Transgender people revolt
Many binary transgender people (those who transition from male to female or vice versa) often seem to not challenge capitalist gender at all but rather perform its stereotypical features aggressively to make themselves the gender they identify as. While on the surface this seems correct, trans people don’t perform gender stereotypes to become the gender they identify as (no trans man believes that trousers make them a boy); rather they perform the stereotypes in order to be seen by capitalist society as the gender they identify as and to protect themselves from the discrimination and violence they might face if they don’t fully ‘pass’ (succeed in being perceived) as that gender. A person who is willing to cross the lines of socially-conditioned gender, regardless of reproductive ability and conditioning into parenthood, is revolting against ideas of womanhood and manhood as defined by involvement in reproductive labour; the transgender person undertakes the same act of revolt as the lesbians and gays of the 1960s who refused to participate in traditional reproductive labour and the women’s liberation movements who refused to define themselves by their ability to reproduce.

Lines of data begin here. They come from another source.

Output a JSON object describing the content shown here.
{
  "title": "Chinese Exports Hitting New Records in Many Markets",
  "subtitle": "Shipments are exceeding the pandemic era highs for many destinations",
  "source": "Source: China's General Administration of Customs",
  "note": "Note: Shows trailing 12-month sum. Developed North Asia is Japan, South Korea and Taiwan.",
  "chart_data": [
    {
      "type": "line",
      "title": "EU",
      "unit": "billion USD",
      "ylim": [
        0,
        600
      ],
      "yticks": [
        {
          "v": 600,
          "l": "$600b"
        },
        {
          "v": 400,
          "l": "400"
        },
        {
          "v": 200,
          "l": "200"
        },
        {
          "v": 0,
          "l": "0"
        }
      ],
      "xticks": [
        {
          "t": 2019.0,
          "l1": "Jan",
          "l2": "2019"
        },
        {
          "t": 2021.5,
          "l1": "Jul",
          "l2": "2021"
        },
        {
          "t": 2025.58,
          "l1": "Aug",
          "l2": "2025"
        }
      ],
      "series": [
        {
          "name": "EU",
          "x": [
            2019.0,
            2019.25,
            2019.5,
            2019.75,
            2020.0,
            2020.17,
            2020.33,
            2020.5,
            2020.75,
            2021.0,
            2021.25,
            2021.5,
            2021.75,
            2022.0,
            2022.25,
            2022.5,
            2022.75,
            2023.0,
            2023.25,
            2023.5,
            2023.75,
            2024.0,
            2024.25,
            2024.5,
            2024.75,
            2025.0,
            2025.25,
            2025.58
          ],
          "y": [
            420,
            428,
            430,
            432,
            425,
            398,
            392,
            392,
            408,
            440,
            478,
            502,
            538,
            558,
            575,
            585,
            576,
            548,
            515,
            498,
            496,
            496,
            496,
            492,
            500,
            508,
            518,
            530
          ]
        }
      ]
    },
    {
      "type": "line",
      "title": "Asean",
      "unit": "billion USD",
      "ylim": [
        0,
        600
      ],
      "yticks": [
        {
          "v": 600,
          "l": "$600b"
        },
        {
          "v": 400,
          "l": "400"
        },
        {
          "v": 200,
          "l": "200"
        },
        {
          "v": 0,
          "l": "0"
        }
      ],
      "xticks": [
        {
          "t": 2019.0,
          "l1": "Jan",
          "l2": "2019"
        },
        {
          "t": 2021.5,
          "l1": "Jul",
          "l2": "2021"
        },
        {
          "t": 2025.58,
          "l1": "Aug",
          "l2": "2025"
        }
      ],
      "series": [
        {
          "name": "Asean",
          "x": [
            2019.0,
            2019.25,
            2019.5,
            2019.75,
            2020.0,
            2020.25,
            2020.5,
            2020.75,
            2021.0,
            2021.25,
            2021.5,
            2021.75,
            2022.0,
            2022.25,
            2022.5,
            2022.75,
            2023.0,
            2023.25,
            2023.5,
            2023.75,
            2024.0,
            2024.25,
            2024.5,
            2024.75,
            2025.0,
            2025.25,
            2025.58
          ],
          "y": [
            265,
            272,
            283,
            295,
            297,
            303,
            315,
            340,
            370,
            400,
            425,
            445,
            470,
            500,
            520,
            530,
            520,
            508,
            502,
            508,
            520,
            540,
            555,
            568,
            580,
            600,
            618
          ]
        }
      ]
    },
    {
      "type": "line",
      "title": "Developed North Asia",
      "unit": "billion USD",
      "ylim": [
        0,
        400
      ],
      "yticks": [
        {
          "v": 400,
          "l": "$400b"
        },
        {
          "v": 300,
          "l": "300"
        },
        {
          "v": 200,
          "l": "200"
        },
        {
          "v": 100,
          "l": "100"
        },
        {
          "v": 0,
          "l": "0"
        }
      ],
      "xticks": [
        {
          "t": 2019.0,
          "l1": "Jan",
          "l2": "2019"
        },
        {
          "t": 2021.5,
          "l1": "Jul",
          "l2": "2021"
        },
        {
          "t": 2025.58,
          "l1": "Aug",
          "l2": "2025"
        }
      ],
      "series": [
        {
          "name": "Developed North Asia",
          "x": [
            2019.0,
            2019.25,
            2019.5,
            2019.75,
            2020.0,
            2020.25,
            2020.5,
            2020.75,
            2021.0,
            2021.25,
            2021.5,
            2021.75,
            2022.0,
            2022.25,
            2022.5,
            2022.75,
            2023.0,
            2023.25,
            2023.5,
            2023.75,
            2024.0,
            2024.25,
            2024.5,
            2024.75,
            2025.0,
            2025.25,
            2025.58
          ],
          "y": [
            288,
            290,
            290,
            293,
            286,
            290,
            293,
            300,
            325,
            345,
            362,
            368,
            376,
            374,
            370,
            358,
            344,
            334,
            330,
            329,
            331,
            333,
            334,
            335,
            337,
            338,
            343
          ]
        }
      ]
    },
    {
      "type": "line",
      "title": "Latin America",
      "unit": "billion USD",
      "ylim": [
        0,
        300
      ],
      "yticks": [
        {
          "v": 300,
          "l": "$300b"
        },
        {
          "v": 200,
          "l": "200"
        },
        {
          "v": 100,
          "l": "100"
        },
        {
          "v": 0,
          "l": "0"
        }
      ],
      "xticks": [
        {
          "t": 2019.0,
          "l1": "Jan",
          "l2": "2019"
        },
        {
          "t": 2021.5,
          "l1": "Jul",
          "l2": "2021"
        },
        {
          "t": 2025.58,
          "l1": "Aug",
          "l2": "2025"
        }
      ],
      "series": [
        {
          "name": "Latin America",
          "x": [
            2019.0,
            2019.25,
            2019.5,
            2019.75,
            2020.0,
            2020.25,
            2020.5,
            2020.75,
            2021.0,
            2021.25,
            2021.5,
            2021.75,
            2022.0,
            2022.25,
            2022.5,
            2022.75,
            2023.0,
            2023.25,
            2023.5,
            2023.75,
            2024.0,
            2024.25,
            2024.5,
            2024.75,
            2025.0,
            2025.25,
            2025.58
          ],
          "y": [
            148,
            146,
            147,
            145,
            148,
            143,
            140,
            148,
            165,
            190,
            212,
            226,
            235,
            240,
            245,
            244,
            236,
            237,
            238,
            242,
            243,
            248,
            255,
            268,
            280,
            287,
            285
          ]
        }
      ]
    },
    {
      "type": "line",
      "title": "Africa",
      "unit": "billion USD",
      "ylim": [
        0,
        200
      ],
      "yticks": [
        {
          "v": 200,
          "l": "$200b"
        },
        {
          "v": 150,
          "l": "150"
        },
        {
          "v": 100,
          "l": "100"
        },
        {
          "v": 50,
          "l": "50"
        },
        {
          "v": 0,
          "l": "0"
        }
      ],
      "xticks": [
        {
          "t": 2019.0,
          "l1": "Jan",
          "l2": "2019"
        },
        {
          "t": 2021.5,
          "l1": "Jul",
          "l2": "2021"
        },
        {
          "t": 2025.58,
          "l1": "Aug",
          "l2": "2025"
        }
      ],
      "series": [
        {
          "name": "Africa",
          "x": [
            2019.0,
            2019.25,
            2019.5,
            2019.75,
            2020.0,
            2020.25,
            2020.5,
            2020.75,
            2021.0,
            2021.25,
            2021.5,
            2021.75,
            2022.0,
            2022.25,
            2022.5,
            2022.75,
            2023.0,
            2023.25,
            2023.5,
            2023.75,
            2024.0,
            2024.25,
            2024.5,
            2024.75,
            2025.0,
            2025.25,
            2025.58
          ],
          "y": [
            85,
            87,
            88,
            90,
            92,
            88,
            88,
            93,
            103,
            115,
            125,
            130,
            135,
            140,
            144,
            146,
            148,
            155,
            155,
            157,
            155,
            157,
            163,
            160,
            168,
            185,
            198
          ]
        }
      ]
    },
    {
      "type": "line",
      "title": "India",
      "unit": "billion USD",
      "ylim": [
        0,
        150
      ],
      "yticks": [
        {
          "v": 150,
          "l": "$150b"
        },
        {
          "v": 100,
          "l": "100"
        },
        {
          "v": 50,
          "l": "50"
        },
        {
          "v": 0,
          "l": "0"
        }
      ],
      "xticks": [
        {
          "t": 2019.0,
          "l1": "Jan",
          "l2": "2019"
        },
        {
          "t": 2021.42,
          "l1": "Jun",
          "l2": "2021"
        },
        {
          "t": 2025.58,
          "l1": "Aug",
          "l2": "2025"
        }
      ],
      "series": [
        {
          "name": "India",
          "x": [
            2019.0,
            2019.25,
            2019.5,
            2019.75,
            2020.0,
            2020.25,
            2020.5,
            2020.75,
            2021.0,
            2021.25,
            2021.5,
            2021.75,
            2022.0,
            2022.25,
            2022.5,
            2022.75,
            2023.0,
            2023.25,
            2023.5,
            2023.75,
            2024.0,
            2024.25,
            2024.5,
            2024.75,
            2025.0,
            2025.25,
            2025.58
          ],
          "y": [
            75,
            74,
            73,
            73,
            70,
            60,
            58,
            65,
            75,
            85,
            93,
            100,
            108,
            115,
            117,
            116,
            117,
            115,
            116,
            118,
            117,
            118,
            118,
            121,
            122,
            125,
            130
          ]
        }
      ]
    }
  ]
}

But capitalism, as always, sets people against each other rather than acts for the good of humanity. We can see the backlash against the increased awareness of socially-constructed gender through the October 2021 BBC article ‘We’re being pressured into sex by some trans women’ by Catherine Lowbridge. This article was an attack on trans women, claiming that the alleged actions of a few trans women could be seen as representative of all trans women, based on a study conducted by a dubious group with only 80 online participants (Get the L out, Lesbians at Ground Zero), providing merely anecdotal evidence and including the opinions of Lily Cade, an accused rapist, who would go on to use the attention she got from the article to publish a manifesto calling for the lynching of trans women (www.them.us/story/lily-cade-violence-terfs-bbc). In the article (which the BBC has since changed) the writer cited Lily Cade without mentioning that she is an accused rapist (despite being told this by a transgender activist), skims over the unreliable nature of the study and claims not to have talked to a transgender person for an alternative viewpoint. This biased piece of propaganda from the BBC betrays the prejudice in capitalist society against those who attempt to change its superstructure in this way and the fear that this may disrupt and change capitalism.
Every socialist who understands the composition of society should expose and oppose such prejudice, armed with the knowledge that changing just the superstructure would merely be soft-left liberalism, and that changing just the base, without disrupting prior ways of thinking, would not work; a socialist society with a capitalist mindset would collapse in on itself. Socialists are liberationists, liberationists from capitalist ideas of race, gender and sexuality because liberation is incompatible with capitalism as a system and, of course, liberationists should be socialists, to free themselves from wage slavery, gender prejudices and state power.